Continua la ricerca.
Strano come sia così decisa a trovare qualcosa o qualcuno, non sapendo neanche di cosa si tratti.
Eppure io continuo, e credo la mia determinazione sarà l'ultima ad essere annegata dalla tristezza.
Inizio a credere che la vita sia un flashback continuo.
Le giornate si ripetono senza uno scopo ben preciso.
Sto cominciando a capire cosa significa sopravvivere. Sopravvivere perché di certo questo non lo si può chiamare vivere, anzi, trovo tutto questo un lieve abbandonarsi alla monotonia di tutti i giorni.
Oggi mi sono svegliata con una strana sensazione, una specie di luce si era accesa dentro di me, forse è azzardato chiamarla "macchia di felicità", ma io è proprio così che la definirei.
Un piccolo puntino bianco in quel mare di nero, in mezzo a tutta quella tristezza che sembrava essere intangibile.
Appena ho aperto gli occhi ho notato qualcosa di strano.
L'immensa distesa di vuoto sulla quale ero stabile, sulla quale dormivo, camminavo, era diversa quest' oggi.
Appariva lucida, come se qualcuno ci avesse passato un bel po' di cera.
Ma la cosa strana è stata che, per accorgermi della lucidità, ho visto dei riflessi, il che vuol dire che c'è stata, anche per pochi attimi, anche se lontana, una luce.
La cosa mi ha fatto sentire come mai prima, la mia speranza era tornata.

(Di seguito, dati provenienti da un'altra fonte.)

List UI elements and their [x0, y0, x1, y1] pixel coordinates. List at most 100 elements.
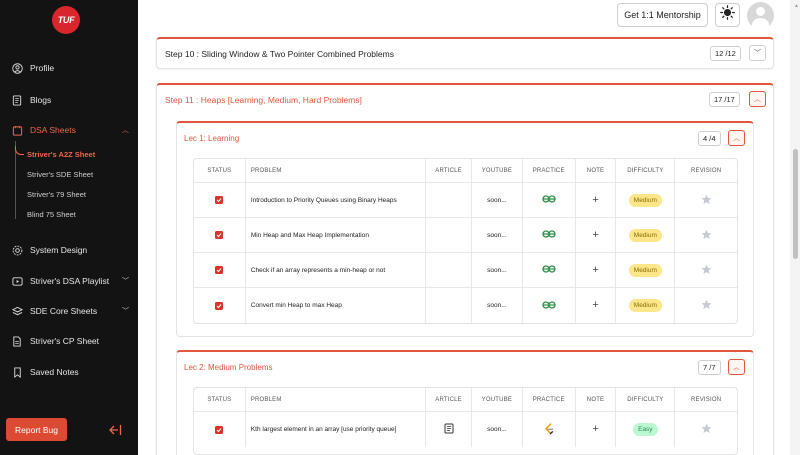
sub-item-a2z-sheet[interactable]: Striver's A2Z Sheet [27, 150, 95, 159]
status-checkbox[interactable] [215, 266, 224, 274]
column-header-problem: PROBLEM [246, 388, 427, 411]
scroll-up-arrow-icon[interactable]: ▲ [794, 3, 799, 9]
column-header-practice: PRACTICE [523, 159, 576, 182]
problem-name[interactable]: Kth largest element in an array [use pri… [246, 412, 427, 447]
step-10-panel[interactable]: Step 10 : Sliding Window & Two Pointer C… [156, 37, 774, 69]
sidebar-item-blogs[interactable]: Blogs [11, 94, 129, 106]
article-cell [426, 253, 472, 287]
add-note-icon[interactable]: + [592, 300, 598, 311]
sidebar-item-label: SDE Core Sheets [30, 306, 98, 316]
sidebar-item-system-design[interactable]: System Design [11, 244, 129, 256]
table-row: Check if an array represents a min-heap … [194, 253, 737, 288]
sidebar-item-dsa-playlist[interactable]: Striver's DSA Playlist ﹀ [11, 275, 129, 287]
lecture-title: Lec 2: Medium Problems [184, 363, 273, 372]
youtube-link: soon... [472, 412, 523, 447]
column-header-status: STATUS [194, 159, 246, 182]
difficulty-badge: Medium [628, 193, 662, 207]
collapse-toggle[interactable]: ︿ [728, 359, 745, 375]
leetcode-icon[interactable] [544, 422, 554, 437]
table-row: Convert min Heap to max Heap soon... + M… [194, 288, 737, 323]
star-icon[interactable] [701, 423, 712, 436]
status-checkbox[interactable] [215, 196, 224, 204]
column-header-revision: REVISION [690, 396, 722, 403]
step-title: Step 10 : Sliding Window & Two Pointer C… [165, 49, 394, 59]
progress-count: 17 /17 [709, 92, 740, 107]
avatar[interactable] [747, 2, 774, 29]
sub-item-sde-sheet[interactable]: Striver's SDE Sheet [27, 170, 93, 179]
chevron-up-icon: ︿ [122, 127, 129, 134]
star-icon[interactable] [701, 264, 712, 277]
problem-name[interactable]: Min Heap and Max Heap Implementation [246, 218, 427, 252]
difficulty-badge: Easy [633, 423, 658, 436]
add-note-icon[interactable]: + [592, 264, 598, 276]
table-header-row: STATUS PROBLEM ARTICLE YOUTUBE PRACTICE … [194, 159, 737, 183]
column-header-article: ARTICLE [426, 388, 472, 411]
youtube-link: soon... [472, 183, 523, 217]
article-cell [426, 218, 472, 252]
tuf-logo[interactable]: TUF [52, 6, 80, 34]
collapse-toggle[interactable]: ︿ [728, 130, 745, 146]
status-checkbox[interactable] [215, 425, 224, 434]
sidebar-item-label: Profile [30, 63, 55, 73]
sub-item-blind-75-sheet[interactable]: Blind 75 Sheet [27, 210, 76, 219]
article-cell [426, 288, 472, 323]
gfg-icon[interactable] [542, 300, 556, 311]
collapse-toggle[interactable]: ︿ [749, 91, 766, 107]
sidebar-item-label: Striver's DSA Playlist [30, 276, 110, 286]
sidebar-item-label: Blogs [30, 95, 52, 105]
youtube-link: soon... [472, 218, 523, 252]
sidebar-item-sde-core-sheets[interactable]: SDE Core Sheets ﹀ [11, 305, 129, 317]
problems-table: STATUS PROBLEM ARTICLE YOUTUBE PRACTICE … [193, 387, 738, 455]
article-cell [426, 183, 472, 217]
status-checkbox[interactable] [215, 301, 224, 310]
sidebar-item-dsa-sheets[interactable]: DSA Sheets ︿ [11, 124, 129, 136]
sub-item-79-sheet[interactable]: Striver's 79 Sheet [27, 190, 86, 199]
submenu-active-marker [15, 146, 24, 155]
gfg-icon[interactable] [542, 265, 556, 275]
gfg-icon[interactable] [542, 230, 556, 240]
scrollbar-thumb[interactable] [793, 149, 798, 259]
star-icon[interactable] [701, 194, 712, 207]
add-note-icon[interactable]: + [592, 424, 598, 435]
problem-name[interactable]: Check if an array represents a min-heap … [246, 253, 427, 287]
problem-name[interactable]: Convert min Heap to max Heap [246, 288, 427, 323]
youtube-link: soon... [472, 253, 523, 287]
article-icon[interactable] [444, 423, 454, 436]
column-header-revision: REVISION [690, 167, 722, 174]
bookmark-icon [11, 366, 23, 378]
sidebar-item-cp-sheet[interactable]: Striver's CP Sheet [11, 335, 129, 347]
column-header-article: ARTICLE [426, 159, 472, 182]
chevron-down-icon: ﹀ [122, 278, 129, 285]
expand-toggle[interactable]: ﹀ [749, 45, 766, 61]
column-header-difficulty: DIFFICULTY [616, 388, 676, 411]
column-header-problem: PROBLEM [246, 159, 427, 182]
sidebar-item-saved-notes[interactable]: Saved Notes [11, 366, 129, 378]
chevron-up-icon: ︿ [754, 96, 761, 103]
theme-toggle-button[interactable] [715, 3, 740, 27]
problem-name[interactable]: Introduction to Priority Queues using Bi… [246, 183, 427, 217]
add-note-icon[interactable]: + [592, 229, 598, 241]
sidebar-item-profile[interactable]: Profile [11, 62, 129, 74]
column-header-note: NOTE [576, 159, 617, 182]
step-title: Step 11 : Heaps [Learning, Medium, Hard … [165, 95, 362, 105]
column-header-practice: PRACTICE [523, 388, 576, 411]
column-header-youtube: YOUTUBE [472, 388, 523, 411]
problems-table: STATUS PROBLEM ARTICLE YOUTUBE PRACTICE … [193, 158, 738, 324]
sun-icon [720, 5, 735, 25]
avatar-head [756, 7, 765, 16]
status-checkbox[interactable] [215, 231, 224, 239]
progress-count: 4 /4 [698, 131, 721, 146]
sidebar-item-label: Saved Notes [30, 367, 79, 377]
sidebar-item-label: System Design [30, 245, 88, 255]
sidebar-item-label: DSA Sheets [30, 125, 76, 135]
star-icon[interactable] [701, 229, 712, 242]
progress-count: 7 /7 [698, 360, 721, 375]
collapse-sidebar-icon[interactable] [108, 424, 122, 439]
add-note-icon[interactable]: + [592, 194, 598, 206]
report-bug-button[interactable]: Report Bug [6, 418, 67, 441]
sidebar: TUF Profile Blogs DSA Sheets ︿ Striver's… [0, 0, 138, 455]
star-icon[interactable] [701, 299, 712, 312]
table-row: Kth largest element in an array [use pri… [194, 412, 737, 447]
mentorship-button[interactable]: Get 1:1 Mentorship [617, 3, 708, 27]
gfg-icon[interactable] [542, 195, 556, 205]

Oramai sono da così tanto tempo qui che per me l'assenza di novità, l'insensato, è normalità. Qui è tutto così normale e assurdo allo stesso tempo.
Mi sono alzata di soprassalto, presa da quella macchiolina di felicità che sembrava essersi fatta strada fra la tristezza.
Ho iniziato a camminare, come al solito, senza meta, nel vuoto.
Il mio passo però era diverso: più delicato, meno frenetico, ma più deciso.
Mentre procedevo con la mia consueta passeggiata, se così la si può chiamare, ho urtato contro qualcosa, piombando precipitosamente sulla distesa di nero sottostante.
Avendo le mani avanti sono riuscita a non sbattere di faccia.
Mi sentivo fragile ma allo stesso tempo sovrastata dalla voglia di sapere cosa fosse stato a provocare la caduta.
Mi sono girata iniziando a toccare il "pavimento" freneticamente, quasi come ricordo facessi quando mi cadevano i ganci degli orecchini sotto il letto.
Niente. Assolutamente nulla, come sempre.
Non c'era l'ombra dell'ipotetico oggetto che avrebbe potuto farmi inciampare.
So benissimo che qui le ombre non esistono, essendo in assenza di luce, ma insomma, si fa per dire.Ero delusa, potevo aver trovato qualcosa, o magari ciò che mi serviva per uscire da qui, una chiave, o qualcosa che mi avrebbe aiutato, o anche semplicemente qualcosa.
Ma niente.La macchia stava cedendo, il nero era troppo potente.
Io ci credevo, ci credevo davvero in lei.
Perché solitamente ciò che è in maggioranza fa da sfondo.
Ma stavolta ha fatto la forza.
Ho cominciato a gattonare avanti, debole.
Nel mio avanzare in mezzo a quella monotona superficie liscia, il polpastrello del mio dito indice destro ha avuto il piacere di incontrare un piccolo tratto di diversità.
Ruvido, linee ruvide.
Come dei graffi fatti con una chiave.
Ce ne erano tante.Sembrava una scritta, un messaggio.
Ho intrapreso a seguire ogni singola linea con le dita.
Ho imparato a leggere tramite il tatto da quando mi trovo qui, avendo un bracciale con una targhetta con delle lettere incise sopra.
Come fossi cieca, sì. In fondo non c'è molta differenza tra l'esser ciechi e trovarsi in un posto privo di luce."Oblivion".
Questo era ciò che c'era scritto.
Credo fosse il nome di questo posto.
Ho notato che sotto quella enorme scritta, ce n'era un'altra più piccola, che ora non ho alcuna voglia di "leggere". Sono stanca, è stata una giornata strana per me, piena, per la prima volta.
Sapere il nome di questo posto non cambia nulla.
Tante novità inutili oggi, ma le cose accadono per un motivo, quindi credo siano sempre utili in qualche ambito.
Chissà, forse sono segnali, segnali che qualcosa sta cambiando.
Questo luogo ora è meno ignoto, ma più misterioso.
Spero fortemente cambi qualcosa, non ne posso più di questo buio.